In the light of all of this, the events at the end of the century surrounding William of Orange and James II were almost inevitable.  The Cromwellian victory saw further plantation in Ireland with the native Irish being banished to the poorer land in the West under threat of death: “To hell or Connaught”.

While the expected wide scale plantation did not meet with enthusiasm among potential planters in England and Scotland the resentment caused by further dispossession among the Irish intensified.  Following the restoration of the monarchy there was an opportunity for a return of some lands to their previous owners but by 1665 Catholics owned some twenty percent of the land whereas in 1641 they still had possession of sixty percent.  Further migration of Scottish settlers into Ulster boosted the Presbyterian population there, a fact that was reflected in the extension of the Scottish principle of an annual payment from the crown to Presbyterian ministers becoming accepted in Ulster.

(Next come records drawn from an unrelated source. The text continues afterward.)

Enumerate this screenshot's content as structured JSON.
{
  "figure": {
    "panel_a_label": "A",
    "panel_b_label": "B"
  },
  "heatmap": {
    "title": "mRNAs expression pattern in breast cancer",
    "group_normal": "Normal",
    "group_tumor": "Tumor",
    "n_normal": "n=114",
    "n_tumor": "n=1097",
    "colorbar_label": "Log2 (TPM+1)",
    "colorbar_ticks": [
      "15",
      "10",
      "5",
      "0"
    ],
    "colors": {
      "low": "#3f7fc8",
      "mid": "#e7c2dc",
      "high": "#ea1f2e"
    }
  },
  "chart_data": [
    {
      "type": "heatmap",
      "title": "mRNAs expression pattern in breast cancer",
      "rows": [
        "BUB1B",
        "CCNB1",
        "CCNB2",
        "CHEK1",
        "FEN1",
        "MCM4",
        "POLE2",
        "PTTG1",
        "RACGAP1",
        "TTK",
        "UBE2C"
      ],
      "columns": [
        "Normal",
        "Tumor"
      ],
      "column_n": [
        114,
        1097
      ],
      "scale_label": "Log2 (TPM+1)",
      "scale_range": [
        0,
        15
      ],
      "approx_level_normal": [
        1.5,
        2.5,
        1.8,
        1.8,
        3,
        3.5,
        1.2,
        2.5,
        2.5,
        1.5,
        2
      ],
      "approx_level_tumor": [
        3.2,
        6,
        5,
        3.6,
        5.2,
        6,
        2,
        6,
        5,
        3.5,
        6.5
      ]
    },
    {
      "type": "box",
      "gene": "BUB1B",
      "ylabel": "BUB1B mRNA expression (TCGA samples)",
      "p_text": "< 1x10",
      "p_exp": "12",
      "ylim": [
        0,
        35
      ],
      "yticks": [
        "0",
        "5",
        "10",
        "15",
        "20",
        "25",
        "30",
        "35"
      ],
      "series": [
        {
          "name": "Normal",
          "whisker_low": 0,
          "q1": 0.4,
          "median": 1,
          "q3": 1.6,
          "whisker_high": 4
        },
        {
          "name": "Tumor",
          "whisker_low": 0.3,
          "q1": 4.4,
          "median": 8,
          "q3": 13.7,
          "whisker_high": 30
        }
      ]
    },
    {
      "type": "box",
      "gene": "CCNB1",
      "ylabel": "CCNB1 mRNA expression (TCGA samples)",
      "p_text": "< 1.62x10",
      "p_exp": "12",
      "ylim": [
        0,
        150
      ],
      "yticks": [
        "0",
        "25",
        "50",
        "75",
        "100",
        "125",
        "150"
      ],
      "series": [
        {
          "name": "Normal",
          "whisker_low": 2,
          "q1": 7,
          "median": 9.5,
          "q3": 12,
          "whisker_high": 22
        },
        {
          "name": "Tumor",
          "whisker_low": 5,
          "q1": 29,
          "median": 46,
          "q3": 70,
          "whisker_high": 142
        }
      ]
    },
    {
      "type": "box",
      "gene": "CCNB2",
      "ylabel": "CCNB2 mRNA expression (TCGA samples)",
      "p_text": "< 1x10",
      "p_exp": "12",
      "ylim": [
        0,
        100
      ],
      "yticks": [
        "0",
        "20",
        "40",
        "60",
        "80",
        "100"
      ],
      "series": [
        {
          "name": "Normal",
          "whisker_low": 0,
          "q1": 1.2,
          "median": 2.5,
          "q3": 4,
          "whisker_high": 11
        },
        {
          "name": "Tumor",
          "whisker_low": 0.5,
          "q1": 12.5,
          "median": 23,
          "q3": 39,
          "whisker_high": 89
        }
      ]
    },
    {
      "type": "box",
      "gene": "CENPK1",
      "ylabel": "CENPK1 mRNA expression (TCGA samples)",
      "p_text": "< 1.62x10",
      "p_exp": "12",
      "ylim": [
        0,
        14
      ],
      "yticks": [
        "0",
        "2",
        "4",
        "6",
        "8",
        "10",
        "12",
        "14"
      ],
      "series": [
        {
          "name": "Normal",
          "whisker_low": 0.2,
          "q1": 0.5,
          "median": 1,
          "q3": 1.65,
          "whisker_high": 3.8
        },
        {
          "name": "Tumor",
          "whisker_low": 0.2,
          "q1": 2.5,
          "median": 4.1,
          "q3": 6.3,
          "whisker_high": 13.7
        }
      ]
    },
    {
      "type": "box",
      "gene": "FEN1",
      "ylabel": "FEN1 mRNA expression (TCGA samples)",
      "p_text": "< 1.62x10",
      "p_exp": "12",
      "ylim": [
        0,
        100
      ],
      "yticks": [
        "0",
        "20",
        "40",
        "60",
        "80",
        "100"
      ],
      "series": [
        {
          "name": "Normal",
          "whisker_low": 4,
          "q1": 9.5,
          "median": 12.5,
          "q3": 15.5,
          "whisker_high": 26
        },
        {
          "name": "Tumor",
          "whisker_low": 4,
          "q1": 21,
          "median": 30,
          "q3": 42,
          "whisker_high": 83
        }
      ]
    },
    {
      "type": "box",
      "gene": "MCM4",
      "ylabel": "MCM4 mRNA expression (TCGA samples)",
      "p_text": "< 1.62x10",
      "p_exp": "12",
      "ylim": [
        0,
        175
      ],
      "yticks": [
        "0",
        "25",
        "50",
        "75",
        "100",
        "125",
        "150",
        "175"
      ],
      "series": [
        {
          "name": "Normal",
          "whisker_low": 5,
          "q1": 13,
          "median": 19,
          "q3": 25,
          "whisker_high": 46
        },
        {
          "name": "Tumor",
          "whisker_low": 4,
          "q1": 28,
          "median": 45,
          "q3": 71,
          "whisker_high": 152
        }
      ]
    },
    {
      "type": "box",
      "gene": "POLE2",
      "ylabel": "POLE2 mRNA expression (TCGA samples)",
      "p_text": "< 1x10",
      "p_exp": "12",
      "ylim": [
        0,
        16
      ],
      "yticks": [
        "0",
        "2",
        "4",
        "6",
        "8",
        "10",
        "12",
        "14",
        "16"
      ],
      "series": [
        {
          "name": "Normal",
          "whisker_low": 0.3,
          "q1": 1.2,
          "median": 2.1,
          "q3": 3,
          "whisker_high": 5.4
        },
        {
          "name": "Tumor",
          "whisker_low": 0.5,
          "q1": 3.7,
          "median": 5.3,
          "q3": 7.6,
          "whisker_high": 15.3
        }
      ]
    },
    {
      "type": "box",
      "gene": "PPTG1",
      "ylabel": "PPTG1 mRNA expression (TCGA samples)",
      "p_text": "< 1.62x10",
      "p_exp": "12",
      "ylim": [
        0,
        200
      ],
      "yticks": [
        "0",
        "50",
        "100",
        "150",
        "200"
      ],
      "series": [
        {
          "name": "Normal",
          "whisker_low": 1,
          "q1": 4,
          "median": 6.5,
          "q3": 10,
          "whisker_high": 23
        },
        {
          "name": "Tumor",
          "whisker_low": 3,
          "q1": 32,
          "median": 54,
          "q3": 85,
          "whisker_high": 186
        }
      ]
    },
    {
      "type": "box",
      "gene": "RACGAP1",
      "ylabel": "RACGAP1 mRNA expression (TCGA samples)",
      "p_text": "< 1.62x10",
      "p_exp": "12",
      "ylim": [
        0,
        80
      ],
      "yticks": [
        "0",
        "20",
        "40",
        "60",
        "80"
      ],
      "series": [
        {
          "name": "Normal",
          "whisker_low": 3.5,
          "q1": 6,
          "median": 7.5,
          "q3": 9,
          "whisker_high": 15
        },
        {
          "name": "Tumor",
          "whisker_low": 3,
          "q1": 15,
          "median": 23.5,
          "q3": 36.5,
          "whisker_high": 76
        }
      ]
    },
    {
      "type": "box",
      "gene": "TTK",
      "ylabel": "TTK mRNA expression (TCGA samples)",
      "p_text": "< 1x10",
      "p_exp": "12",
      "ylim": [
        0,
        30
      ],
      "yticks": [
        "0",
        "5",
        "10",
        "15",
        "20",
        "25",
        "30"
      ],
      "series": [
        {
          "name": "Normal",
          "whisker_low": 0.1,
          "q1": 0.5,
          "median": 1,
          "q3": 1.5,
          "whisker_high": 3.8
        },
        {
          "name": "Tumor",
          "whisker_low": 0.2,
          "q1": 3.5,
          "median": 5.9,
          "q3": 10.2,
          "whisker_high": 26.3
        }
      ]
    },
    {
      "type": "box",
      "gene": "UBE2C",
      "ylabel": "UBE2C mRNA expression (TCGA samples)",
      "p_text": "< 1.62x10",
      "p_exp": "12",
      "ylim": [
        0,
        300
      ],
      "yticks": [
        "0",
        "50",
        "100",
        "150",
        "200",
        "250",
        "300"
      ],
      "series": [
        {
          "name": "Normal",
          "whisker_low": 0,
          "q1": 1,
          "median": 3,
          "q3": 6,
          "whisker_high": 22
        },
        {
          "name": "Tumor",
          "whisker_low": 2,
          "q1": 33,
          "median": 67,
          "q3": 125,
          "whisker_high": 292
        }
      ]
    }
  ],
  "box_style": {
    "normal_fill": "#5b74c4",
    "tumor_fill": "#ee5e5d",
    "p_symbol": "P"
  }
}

When James II, a Catholic, came to the throne he allowed Catholics to achieve high office within Ireland.  This fuelled all the old suspicions and antagonisms: the wounds of the 1640s were reopened.  The overall conflict between James and Parliament which led to the invitation to William of Orange to become co-monarch with his wife Mary was much more complicated than it appeared to be from an Irish perspective.  For example, the Pope wished for a Williamite victory, while William’s triumph led not to domination by a Protestant king but rather, in England, enabled progress towards Parliamentary democracy.  Within Ireland, however, it was largely seen as a Protestant victory over Irish Catholics.  When the war effectively ended with large numbers of Irish soldiers leaving Ireland to join the armies of various European states including France, Spain and Austria, Irish Catholics were in possession of no more than fifteen percent of the land.  This created further alienation between the Irish and the planters and between the Irish and the English administration.  This mutual alienation was to get much worse before any signs of improvement appeared.

THE ASCENDENCY

The end of the seventeenth and the beginning of the eighteenth centuries saw Ireland dividing into three Peoples.  The native Irish (now including the Old English) were largely dispossessed, dispirited and incapable of posing any real military threat.  The English administration and English settlers were expanding both in numbers and in land-holdings and were emerging as the Anglo-Irish; English colonists who began to think of Ireland as 'home' but who had little in common with the native Irish.  The Scots planters were making Ulster their true home, having little affection for the crown but remaining wary and suspicious of the Irish.  From an English perspective, this potentially explosive mixture of Peoples had to be kept in as peaceful a state as possible.  The solution appeared to be to strengthen the “English in Ireland”, while reducing the Irish to a state of total impotence.  The Ulster Scots as we may now term the Scottish planters were left in limbo; neither friends nor enemies.